The documents, obtained by The Guardian, indicate the American Legislative Exchange Council is appealing to major donors for help in averting a financial crisis, and is establishing a new project with a different name to help remove "questions of ethical violations made by our critics and state ethics boards," the British newspaper said.
ALEC -- which describes itself on its website as a "non-partisan membership association for conservative state lawmakers" -- has drawn fire from liberals who accuse it of using its influence in state legislatures to win passage of bills intended to weaken public employee unions, reproductive rights and voters rights.
The Guardian said major donors have left the organization in recent years in response to such criticism, and ALEC has undertaken a campaign known as the "Prodigal Son Project" to try to get more than 40 members to rejoin -- including Amazon, Coca-Cola, General Electric, Kraft, McDonald's and Walmart.
The report said those companies, among others, left ALEC after the shooting death of unarmed teenager Trayvon Martin drew attention to the group's sponsorship of stand-your-ground laws.

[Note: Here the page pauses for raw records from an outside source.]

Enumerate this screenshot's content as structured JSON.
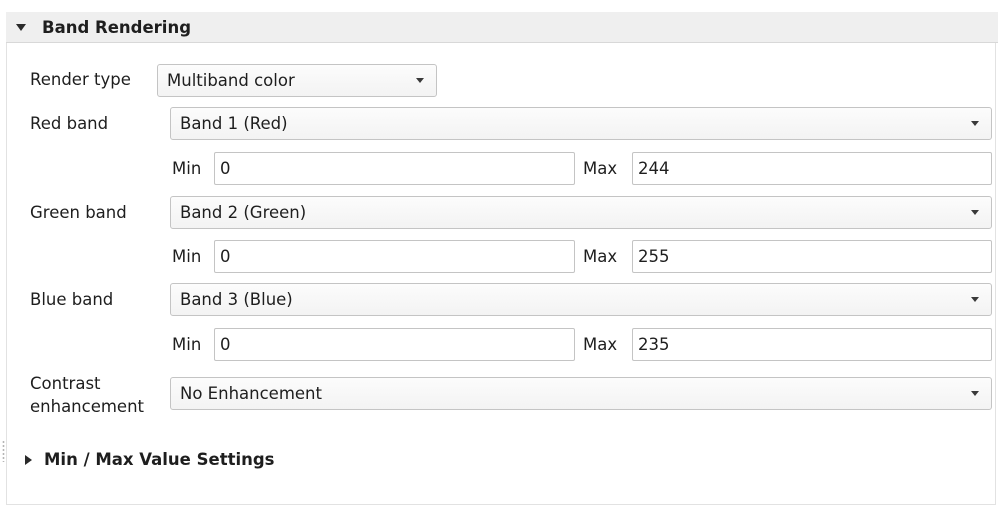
{
  "section": {
    "title": "Band Rendering",
    "expander_icon": "triangle-down"
  },
  "render_type": {
    "label": "Render type",
    "value": "Multiband color"
  },
  "bands": [
    {
      "label": "Red band",
      "value": "Band 1 (Red)",
      "min_label": "Min",
      "min": "0",
      "max_label": "Max",
      "max": "244"
    },
    {
      "label": "Green band",
      "value": "Band 2 (Green)",
      "min_label": "Min",
      "min": "0",
      "max_label": "Max",
      "max": "255"
    },
    {
      "label": "Blue band",
      "value": "Band 3 (Blue)",
      "min_label": "Min",
      "min": "0",
      "max_label": "Max",
      "max": "235"
    }
  ],
  "contrast": {
    "label_line1": "Contrast",
    "label_line2": "enhancement",
    "value": "No Enhancement"
  },
  "min_max_settings": {
    "title": "Min / Max Value Settings",
    "expander_icon": "triangle-right"
  }
}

The Guardian said nearly 400 state legislators, including many Republicans, have dropped their membership in ALEC during the past two years, and the organization sustained a shortfall of more than one-third in its funding in the first half of 2013.
The documents indicate ALEC has established the "Jeffersonian Project" as a tax-exempt entity to vehicle to carry on its so-called social welfare efforts, allowing ALEC to operate more overtly as a lobbying agency, The Guardian said.
ALEC is scheduled to hold its annual meeting Wednesday in Washington, the report said.